I’m not sure what the latter question relates too. It doesn’t sound like the radio/vpn issue? But yes, on a device I can’t imagine why you’d want to have more than one NIO thread. (unless you put it in a rack an use it as a server ;-) )
You definitely don’t want to do the former. (only listen to keep the radio active) The users will hate you ;-) (btw the SO article seems to mirror my experience, that TCP seems to be fine w/o any extra tricks, but who knows. and i didn’t try VPN)
Whether NIO works for your needs is entirely dependent on what your needs are. In general, BSD sockets are less than ideal on iOS because the contract given by the operating system does not give you much feedback about the state of the system. The OS is free to do as it pleases with your BSD sockets in non-main-line scenarios (e.g. background your app could invalidate your FDs without notifying you).
Again, the best we can say is that if iOS provides a higher level API for what you’re trying to do, you are best suited using it. If it does not, NIO should work fine as a wrapper around the BSD sockets/pthreads library. GCD integration is on the roadmap, but not immediately imminent.
I am interested in using SwiftNIO's HTTP2 implementation (once available) to add an NIO-based server implementation to https://github.com/grpc/grpc-swift. Given that that project currently depends on several other fairly large libraries, it would be great to also move the client code to SwiftNIO to eliminate those dependencies.

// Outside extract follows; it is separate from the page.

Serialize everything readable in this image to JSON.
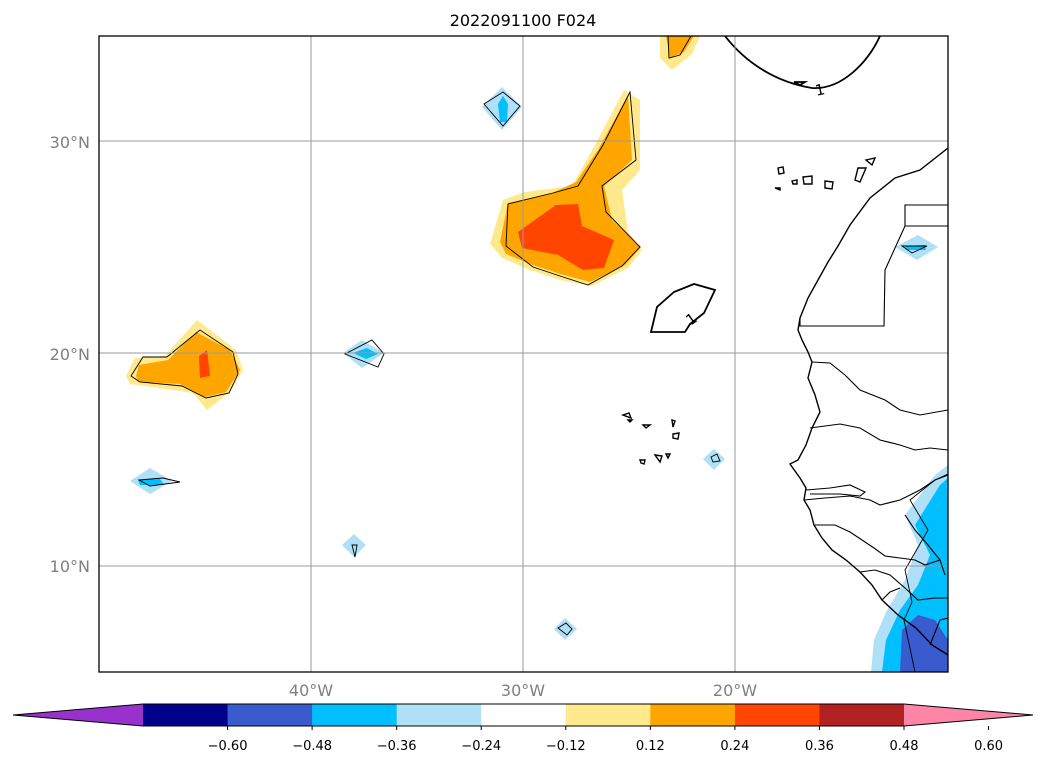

For that to happen, though, SwiftNIO would need to support those client platforms — namely iOS (preferably 10+) and macOS 10.11. Neither currently shows up in the "Supported Platforms" list — does that mean it's technically impossible to support those platforms (e.g. because some low-level networking APIs are missing), or has the library simply not been tested on those platforms, but might already work as-is? Other than that, what level of effort would be required to add support for these two platforms, or is it already planned, and with what timeline?